Much like an owl in flight, the Curtiss O-52 Owl was built for observation duties.
“Vittles” the dog flew 131 missions with his owner, 1st Lt. Russ Steber, during the Berlin Airlift. Gen. Curtis LeMay named the dog and ordered the parachute made for him. Vittles, a boxer, accumulated around 2,000 flying hours, but never had to use the parachute.
One of the P-47s in the museum’s World War II Gallery has a pink elephant painted near the propeller. The elephant was a reference to the Disney film “Dumbo,” which was in released in 1941.
Although named after an irritating insect, the British DH 98 Mosquito was quite famous and used extensively during World War II. In the museum’s exhibit, the “Mossie” is being painted with D-Day invasion stripes.
The Grumman OA-12 Duck was used by the U.S. Air Forces’ Air Rescue Service for overwater missions.

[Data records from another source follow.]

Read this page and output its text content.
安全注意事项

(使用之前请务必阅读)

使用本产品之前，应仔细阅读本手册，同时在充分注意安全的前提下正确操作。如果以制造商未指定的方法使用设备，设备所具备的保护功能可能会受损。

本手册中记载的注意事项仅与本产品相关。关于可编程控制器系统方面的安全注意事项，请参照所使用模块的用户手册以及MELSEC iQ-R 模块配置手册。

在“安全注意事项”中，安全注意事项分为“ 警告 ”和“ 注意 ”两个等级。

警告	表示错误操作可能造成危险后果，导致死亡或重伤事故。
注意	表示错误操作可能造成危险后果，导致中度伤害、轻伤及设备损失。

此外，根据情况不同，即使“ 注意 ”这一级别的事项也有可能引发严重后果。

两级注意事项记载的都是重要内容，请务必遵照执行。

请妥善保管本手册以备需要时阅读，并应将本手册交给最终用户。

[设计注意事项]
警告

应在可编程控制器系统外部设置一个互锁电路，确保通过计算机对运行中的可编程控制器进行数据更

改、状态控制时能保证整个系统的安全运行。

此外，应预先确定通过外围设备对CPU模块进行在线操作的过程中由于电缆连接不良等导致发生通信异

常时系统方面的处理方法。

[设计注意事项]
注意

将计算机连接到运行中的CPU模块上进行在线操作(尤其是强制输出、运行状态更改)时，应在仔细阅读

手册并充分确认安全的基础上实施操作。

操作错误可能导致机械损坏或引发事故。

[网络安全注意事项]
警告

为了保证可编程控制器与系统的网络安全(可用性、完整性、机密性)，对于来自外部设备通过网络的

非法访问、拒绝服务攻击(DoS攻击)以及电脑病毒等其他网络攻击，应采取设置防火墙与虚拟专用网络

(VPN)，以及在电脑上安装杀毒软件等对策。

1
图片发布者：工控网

Falcons are some of the fastest moving creatures on Earth. In addition to its role as a fighter aircraft, the F-16 Fighting Falcon is used by the Air Force Thunderbirds during their air shows.
Named the Dragonfly, the Sikorsky H-5 gained its greatest fame during the Korean War when it was called upon repeatedly to rescue United Nations’ pilots shot down behind enemy lines and to evacuate wounded personnel from frontline areas.
Curtiss built a long series of fighter aircraft carrying the name “Hawk.” This one is the P-6E on display in the museum’s Early Years Gallery. This aircraft has another animal visible on the side – the great snow owl was the insignia of the 17th Aero Squadron.